E non a torto, per almeno due motivi. Il primo è di carattere generale. In ogni Stato democratico, che basa cioè la propria ricchezza sui contributi prelevati ai cittadini, la tassazione è progressiva e penalizza maggiormente chi più ha. Per un motivo semplice: non bastano capacità e creatività individuali per accumulare ricchezza, servono anche non poche condizioni generali (infrastrutture nel sottosuolo, strade adeguate, territorio all’altezza, sicurezza sociale, solo per citarne alcune) garantite dallo Stato in cui si opera e queste costano parecchio. Non è un caso se nei Paesi anglosassoni molti ricchi imprenditori decidono, in tarda età, di restituire parte del proprio patrimonio all’intera comunità tramite fondazioni o simili. Perché certo la ricchezza non è il diavolo (non più da un pezzo…), ma neanche un dono portato dalla cicogna. Il secondo motivo ha a che fare con la situazione particolare del Canton Ticino, regione di minoranza e di frontiera e dunque più esposta alle insidie del mercato nazionale e internazionale. O questo argomento diventa buono solo quando si bussa a Palazzo federale?
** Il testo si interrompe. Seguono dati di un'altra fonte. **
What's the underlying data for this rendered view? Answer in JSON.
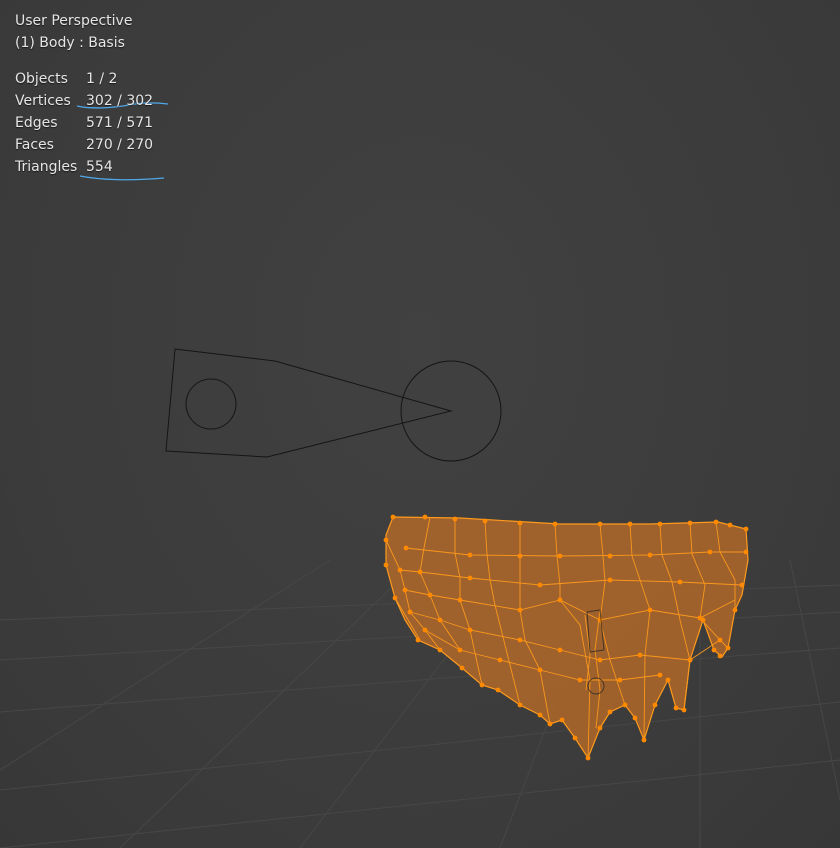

La riforma si attribuisce anche i termine “sociale” perché prevede un potenziamento delle strutture di accoglienza dei bambini in età prescolare e scolare, ma soprattutto – vera innovazione – l’assegno parentale, ovvero 3’500 franchi una tantum per ogni figlio che nascerà a partire dal prossimo anno ai genitori qui residenti con un reddito lordo familiare non superiore ai 140’000 franchi. Si prevedono circa duemila casi all’anno. Un incentivo alla natalità che farà felice chi già sta pensando di mettere su famiglia, ma non aiuta certo chi di figli già ne ha parecchi e fatica a mantenerli. Per questi ultimi, si dice, già sono previste misure di sostegno. Peraltro recentemente ristrette. E allora questa nuova “invenzione” a cosa serve se non a digerire un po’ meglio la ricetta fiscale? Perché mai, altrimenti, si sarebbe deciso di inserirla in questo pacchetto? Tanto vale dirlo senza falsi pudori. Abbiamo bisogno dei settemila milionari qui residenti perché la gallina dalle uova d’oro – le banche – s’è dimagrita parecchio. E anche perché la qualità di lavoro e reddito fatica a decollare. Tutto il resto è aria fritta o quasi.